A sources revealed that authorities believed that the number of people killed in the Grenfell Tower fire will reach 50, as police announced they have opened a criminal investigation into the blaze.
The probe could result in the prosecution of anyone deemed responsible for building, design or safety failures that caused the blaze.
“We as the police have started an investigation, I mentioned when I was down at the scene this morning that one of our very senior investigating officers is leading that for us,” said Metropolitan Police commander Stuart Cundy.
“We as the police, we investigate criminal offences – I am not sitting here and saying there are criminal offences that have been committed, that’s why you do an investigation, to establish it.
“This will need to be a lot of work between us and other investigating agencies to establish what has happened and why and that is going to take a considerable period of time.”
Mr Cundy added that of the 17 victims confirmed to have died so far, only six had been formally identified.

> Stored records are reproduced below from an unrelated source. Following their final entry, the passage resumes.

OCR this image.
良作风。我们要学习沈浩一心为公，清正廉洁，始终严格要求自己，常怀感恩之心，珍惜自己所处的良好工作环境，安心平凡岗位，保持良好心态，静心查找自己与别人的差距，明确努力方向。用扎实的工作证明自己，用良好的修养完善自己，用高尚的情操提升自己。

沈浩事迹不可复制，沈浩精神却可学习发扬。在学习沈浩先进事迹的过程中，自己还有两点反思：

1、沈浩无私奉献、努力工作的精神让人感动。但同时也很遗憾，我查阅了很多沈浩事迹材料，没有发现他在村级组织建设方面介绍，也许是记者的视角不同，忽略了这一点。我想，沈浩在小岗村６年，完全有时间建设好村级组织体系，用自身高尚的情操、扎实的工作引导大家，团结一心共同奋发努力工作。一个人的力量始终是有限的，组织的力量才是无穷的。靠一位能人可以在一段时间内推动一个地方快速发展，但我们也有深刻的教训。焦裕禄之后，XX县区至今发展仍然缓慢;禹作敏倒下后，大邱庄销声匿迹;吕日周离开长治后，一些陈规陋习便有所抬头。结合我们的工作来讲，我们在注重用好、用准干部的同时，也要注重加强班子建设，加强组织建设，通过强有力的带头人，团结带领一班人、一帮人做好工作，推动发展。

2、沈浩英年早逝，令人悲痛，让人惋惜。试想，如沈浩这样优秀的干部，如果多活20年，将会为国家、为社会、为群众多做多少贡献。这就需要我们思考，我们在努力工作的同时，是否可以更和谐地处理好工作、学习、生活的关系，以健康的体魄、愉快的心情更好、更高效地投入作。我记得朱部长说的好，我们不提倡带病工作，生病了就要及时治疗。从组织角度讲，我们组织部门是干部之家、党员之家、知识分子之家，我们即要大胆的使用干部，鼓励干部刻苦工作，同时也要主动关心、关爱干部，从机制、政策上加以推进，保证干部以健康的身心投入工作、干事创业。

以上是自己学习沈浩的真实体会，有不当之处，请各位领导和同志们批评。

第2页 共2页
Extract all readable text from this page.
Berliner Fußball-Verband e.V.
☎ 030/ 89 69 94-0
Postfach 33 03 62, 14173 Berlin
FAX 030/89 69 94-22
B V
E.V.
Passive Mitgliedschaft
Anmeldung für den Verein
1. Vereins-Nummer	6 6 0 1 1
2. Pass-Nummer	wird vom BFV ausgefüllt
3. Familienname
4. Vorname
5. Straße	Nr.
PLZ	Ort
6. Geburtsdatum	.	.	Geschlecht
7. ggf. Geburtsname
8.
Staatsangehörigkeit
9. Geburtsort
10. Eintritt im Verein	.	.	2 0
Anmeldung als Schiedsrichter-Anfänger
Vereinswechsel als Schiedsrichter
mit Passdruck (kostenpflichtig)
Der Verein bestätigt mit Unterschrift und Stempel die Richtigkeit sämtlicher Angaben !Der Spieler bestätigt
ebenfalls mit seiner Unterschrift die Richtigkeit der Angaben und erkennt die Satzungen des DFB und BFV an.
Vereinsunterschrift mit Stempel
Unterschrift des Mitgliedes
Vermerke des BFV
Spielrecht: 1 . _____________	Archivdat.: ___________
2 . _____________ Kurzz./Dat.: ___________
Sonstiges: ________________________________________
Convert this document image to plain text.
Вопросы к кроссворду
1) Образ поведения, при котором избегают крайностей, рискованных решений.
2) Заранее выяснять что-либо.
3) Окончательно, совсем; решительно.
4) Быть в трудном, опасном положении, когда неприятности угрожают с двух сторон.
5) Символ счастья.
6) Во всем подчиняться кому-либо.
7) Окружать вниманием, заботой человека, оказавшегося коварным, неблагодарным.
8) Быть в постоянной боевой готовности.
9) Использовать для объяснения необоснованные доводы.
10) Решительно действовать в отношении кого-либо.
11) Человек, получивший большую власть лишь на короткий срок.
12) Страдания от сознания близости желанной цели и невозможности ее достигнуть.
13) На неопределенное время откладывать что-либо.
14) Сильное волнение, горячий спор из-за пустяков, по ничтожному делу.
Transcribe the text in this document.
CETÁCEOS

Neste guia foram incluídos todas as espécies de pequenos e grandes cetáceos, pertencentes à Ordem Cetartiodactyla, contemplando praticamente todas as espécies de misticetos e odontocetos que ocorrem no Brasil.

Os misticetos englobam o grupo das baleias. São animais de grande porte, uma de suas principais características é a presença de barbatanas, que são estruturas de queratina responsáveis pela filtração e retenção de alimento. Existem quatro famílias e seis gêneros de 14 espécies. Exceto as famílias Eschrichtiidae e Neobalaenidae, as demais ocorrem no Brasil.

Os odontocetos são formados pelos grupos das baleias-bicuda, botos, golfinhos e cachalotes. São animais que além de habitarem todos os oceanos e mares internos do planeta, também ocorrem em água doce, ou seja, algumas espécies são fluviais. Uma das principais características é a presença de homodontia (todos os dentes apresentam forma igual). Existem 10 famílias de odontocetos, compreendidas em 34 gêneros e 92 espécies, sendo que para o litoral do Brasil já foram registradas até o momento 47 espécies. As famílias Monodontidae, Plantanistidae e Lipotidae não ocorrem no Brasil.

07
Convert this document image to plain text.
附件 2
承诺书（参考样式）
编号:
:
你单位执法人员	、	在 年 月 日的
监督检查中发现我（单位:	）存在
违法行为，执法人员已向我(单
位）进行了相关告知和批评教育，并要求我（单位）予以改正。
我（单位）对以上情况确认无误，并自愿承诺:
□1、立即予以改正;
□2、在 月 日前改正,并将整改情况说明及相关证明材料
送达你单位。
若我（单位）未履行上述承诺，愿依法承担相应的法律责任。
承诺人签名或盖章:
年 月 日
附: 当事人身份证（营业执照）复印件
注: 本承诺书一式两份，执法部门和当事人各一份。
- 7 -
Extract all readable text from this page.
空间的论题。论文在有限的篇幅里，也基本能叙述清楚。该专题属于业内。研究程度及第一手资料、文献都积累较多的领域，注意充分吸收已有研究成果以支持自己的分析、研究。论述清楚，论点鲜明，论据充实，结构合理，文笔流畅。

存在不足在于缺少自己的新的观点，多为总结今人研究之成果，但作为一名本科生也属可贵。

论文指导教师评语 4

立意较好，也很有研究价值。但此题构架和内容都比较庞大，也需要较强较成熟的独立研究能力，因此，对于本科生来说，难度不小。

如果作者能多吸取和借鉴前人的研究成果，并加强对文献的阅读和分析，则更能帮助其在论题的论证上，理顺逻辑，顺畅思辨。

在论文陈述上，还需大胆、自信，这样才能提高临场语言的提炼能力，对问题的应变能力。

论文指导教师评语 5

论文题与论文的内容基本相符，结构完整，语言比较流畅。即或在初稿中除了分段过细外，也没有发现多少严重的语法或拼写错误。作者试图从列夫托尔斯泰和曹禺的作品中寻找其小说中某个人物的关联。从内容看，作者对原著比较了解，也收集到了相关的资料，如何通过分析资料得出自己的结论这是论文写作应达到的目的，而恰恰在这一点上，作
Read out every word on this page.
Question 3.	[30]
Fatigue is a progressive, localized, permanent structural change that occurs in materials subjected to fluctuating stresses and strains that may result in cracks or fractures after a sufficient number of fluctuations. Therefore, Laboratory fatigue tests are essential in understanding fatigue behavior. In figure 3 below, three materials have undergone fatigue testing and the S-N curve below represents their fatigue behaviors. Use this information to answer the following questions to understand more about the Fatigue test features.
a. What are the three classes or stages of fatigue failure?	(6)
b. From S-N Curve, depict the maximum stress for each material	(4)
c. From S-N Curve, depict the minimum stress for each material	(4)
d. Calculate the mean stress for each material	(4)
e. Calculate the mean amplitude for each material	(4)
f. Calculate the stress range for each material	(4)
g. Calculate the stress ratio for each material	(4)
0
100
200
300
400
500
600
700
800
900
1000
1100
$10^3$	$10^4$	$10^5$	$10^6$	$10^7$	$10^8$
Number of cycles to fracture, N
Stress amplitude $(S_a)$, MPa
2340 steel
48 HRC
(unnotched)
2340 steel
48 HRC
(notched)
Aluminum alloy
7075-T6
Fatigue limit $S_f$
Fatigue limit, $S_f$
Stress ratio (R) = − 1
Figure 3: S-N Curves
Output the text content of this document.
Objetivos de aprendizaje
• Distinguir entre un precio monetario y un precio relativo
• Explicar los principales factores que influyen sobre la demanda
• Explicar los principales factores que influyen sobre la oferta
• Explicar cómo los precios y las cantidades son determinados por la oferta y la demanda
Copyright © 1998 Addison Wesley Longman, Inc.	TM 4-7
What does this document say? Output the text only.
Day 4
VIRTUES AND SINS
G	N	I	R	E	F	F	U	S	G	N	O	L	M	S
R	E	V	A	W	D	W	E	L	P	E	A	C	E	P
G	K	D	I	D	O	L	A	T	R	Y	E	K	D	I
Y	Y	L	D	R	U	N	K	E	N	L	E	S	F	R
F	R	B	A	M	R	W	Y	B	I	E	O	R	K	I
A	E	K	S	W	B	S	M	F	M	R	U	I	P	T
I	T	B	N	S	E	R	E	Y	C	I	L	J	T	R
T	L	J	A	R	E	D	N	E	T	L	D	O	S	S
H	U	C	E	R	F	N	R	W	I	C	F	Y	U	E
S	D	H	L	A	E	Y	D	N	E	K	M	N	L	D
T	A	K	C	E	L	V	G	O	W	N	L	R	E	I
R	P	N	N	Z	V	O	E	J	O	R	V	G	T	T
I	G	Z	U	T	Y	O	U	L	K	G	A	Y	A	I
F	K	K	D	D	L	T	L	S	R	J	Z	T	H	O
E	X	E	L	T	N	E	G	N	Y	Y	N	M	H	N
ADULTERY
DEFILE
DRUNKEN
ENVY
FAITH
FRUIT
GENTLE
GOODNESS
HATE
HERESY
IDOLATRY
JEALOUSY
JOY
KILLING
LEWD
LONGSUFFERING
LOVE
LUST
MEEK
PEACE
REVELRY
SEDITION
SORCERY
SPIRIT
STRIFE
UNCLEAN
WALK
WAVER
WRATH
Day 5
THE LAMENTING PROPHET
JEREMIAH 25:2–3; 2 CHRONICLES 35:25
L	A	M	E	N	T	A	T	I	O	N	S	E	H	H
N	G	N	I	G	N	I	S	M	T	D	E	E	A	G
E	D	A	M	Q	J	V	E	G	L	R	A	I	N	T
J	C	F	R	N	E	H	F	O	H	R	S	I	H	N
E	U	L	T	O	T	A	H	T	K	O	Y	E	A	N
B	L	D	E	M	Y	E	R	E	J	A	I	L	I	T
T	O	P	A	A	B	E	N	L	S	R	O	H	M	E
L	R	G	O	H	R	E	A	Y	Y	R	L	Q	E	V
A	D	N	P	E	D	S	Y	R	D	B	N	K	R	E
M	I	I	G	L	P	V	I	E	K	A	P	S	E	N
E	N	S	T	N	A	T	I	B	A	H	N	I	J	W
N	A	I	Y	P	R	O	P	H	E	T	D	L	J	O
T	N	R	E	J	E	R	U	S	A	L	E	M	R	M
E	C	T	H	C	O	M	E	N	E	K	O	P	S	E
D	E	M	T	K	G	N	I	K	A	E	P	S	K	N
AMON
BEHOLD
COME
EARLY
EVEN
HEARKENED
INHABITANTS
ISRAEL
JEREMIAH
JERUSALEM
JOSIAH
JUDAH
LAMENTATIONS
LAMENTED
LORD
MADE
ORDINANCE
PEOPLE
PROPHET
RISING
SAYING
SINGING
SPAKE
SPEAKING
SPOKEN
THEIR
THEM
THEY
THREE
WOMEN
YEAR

In a sign of how many people police believe did not make it out of the building alive, the commander said he hoped the final death toll “does not reach treble figures”.
The search for victims could take “months”, he said, adding that aside from the six identified bodies, police did not know the other deceased.
Sources, however, revealed to that a figure of approximately 50 fatalities had already been agreed by the heads of emergency services 24-hours ago, but authorities face major political concerns of announcing such a shocking figure in the immediate wake of the disaster.
As shock and mourning turns to anger, the people of West London, and indeed the nation, will wants answers.